The five-step cycle of Data-Driven DEI™ is as follows:
- Step 0: DEI Incentives – Data can help make the case for why you and/or your organization should pursue a DEI journey. This requires self-reflection and introspection to identify the intrinsic and extrinsic factors that motivate you and/or organization to care about DEI.
- Step 1: DEI Inventory – Data can help you conduct an assessment and gather diagnostic information that establishes a profile and baseline of your personal strengths and areas for improvement and your organization’s people, policies, practices, and performance (“the 4 P’s”).
- Step 2: DEI Imperatives – Data can help you establish clearly defined objectives with associated and measurable goals or metrics. The range of objectives may vary dramatically from navigating differences personally to managing conflict organizationally and far beyond.
- Step 3: DEI Insights – Data can help you identify what works to avoid reinventing the wheel and optimize your journey. Some examples here include mobile apps for inclusive behavior such as The Inclusion Habit®; Virtual Reality (VR) immersions to mitigate bias such as Through My Eyes™ VR for human understanding, and machine learning algorithms that precisely identify the most effective programs, and for whom they are effective, such as Equitable Analytics™. By knowing what works for another person or organization, you can glean powerful insights to what might work for you and your organization.
- Step 4: DEI Initiatives – Data can help you identify which strategies, that is, activities and actions, are best for you and/or your organization to undertake. Data can also help identify the quantifiable measures that are best for you and/or your organization to determine the effectiveness of those strategies.
- Step 5: DEI Impact – Data can help you evaluate your results including outputs to gauge progress and outcomes to measure impact. This can be captured in a personal and/or organizational scorecard or dashboard with DEI measures, metrics, and key performance indicators (KPIs).
You will then repeat Steps 1 through 5 over and over again because DEI is a journey and not a destination.
To be clear, data is not the end-all and be-all to DEI, nor do I intend to frame it in this way. Data is not the entire DEI puzzle, but it is a very important piece of the puzzle.
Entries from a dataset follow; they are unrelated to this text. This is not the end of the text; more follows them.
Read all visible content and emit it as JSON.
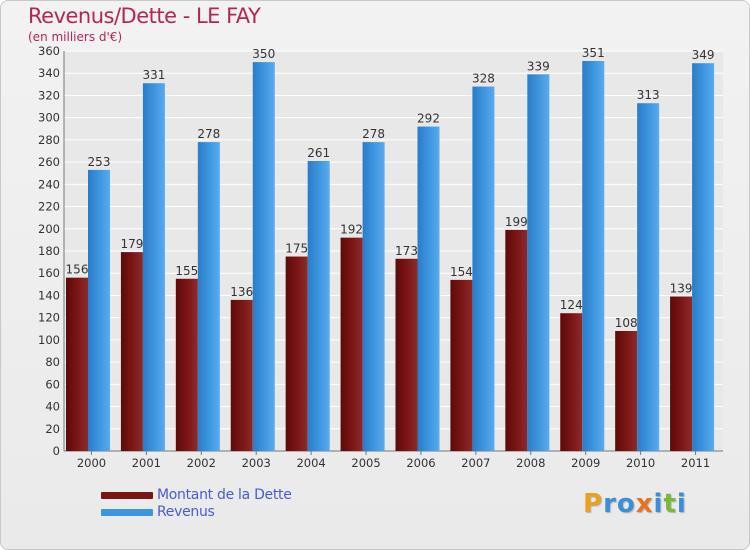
{
  "chart_data": {
    "type": "bar",
    "title": "Revenus/Dette - LE FAY",
    "subtitle": "(en milliers d'€)",
    "categories": [
      "2000",
      "2001",
      "2002",
      "2003",
      "2004",
      "2005",
      "2006",
      "2007",
      "2008",
      "2009",
      "2010",
      "2011"
    ],
    "series": [
      {
        "name": "Montant de la Dette",
        "color": "#7a1515",
        "values": [
          156,
          179,
          155,
          136,
          175,
          192,
          173,
          154,
          199,
          124,
          108,
          139
        ]
      },
      {
        "name": "Revenus",
        "color": "#3d95de",
        "values": [
          253,
          331,
          278,
          350,
          261,
          278,
          292,
          328,
          339,
          351,
          313,
          349
        ]
      }
    ],
    "ylim": [
      0,
      360
    ],
    "yticks": [
      "0",
      "20",
      "40",
      "60",
      "80",
      "100",
      "120",
      "140",
      "160",
      "180",
      "200",
      "220",
      "240",
      "260",
      "280",
      "300",
      "320",
      "340",
      "360"
    ],
    "grid": true,
    "legend_position": "bottom-left"
  },
  "logo": {
    "letters": [
      {
        "char": "P",
        "color": "#e8a21e"
      },
      {
        "char": "r",
        "color": "#3a8fd8"
      },
      {
        "char": "o",
        "color": "#3a8fd8"
      },
      {
        "char": "x",
        "color": "#e8731e"
      },
      {
        "char": "i",
        "color": "#3a8fd8"
      },
      {
        "char": "t",
        "color": "#7ab83a"
      },
      {
        "char": "i",
        "color": "#3a8fd8"
      }
    ]
  }
}
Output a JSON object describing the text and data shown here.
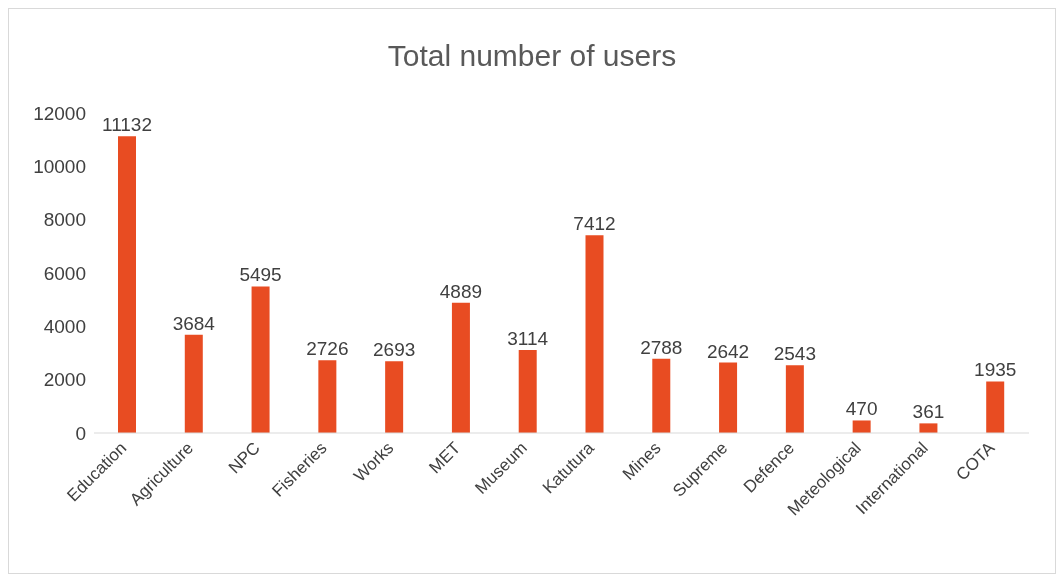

W. Edwards Deming is frequently and incorrectly quoted with the famous phrase “If you can’t measure it, you can’t manage it.” Ironically, Deming’s full quote is, “It is wrong to suppose that if you can’t measure it, you can’t manage it.” According to the W. Edwards Deming Institute, “Dr. Deming did very much believe in the value of using data to help improve the management of the organization. But he also knew that just measuring things and looking at data wasn’t close to enough. There are many things that cannot be measured and still must be managed.” Fortunately, DEI is not one of those things, as you can measure it and manage it, but only with a data-driven approach to DEI.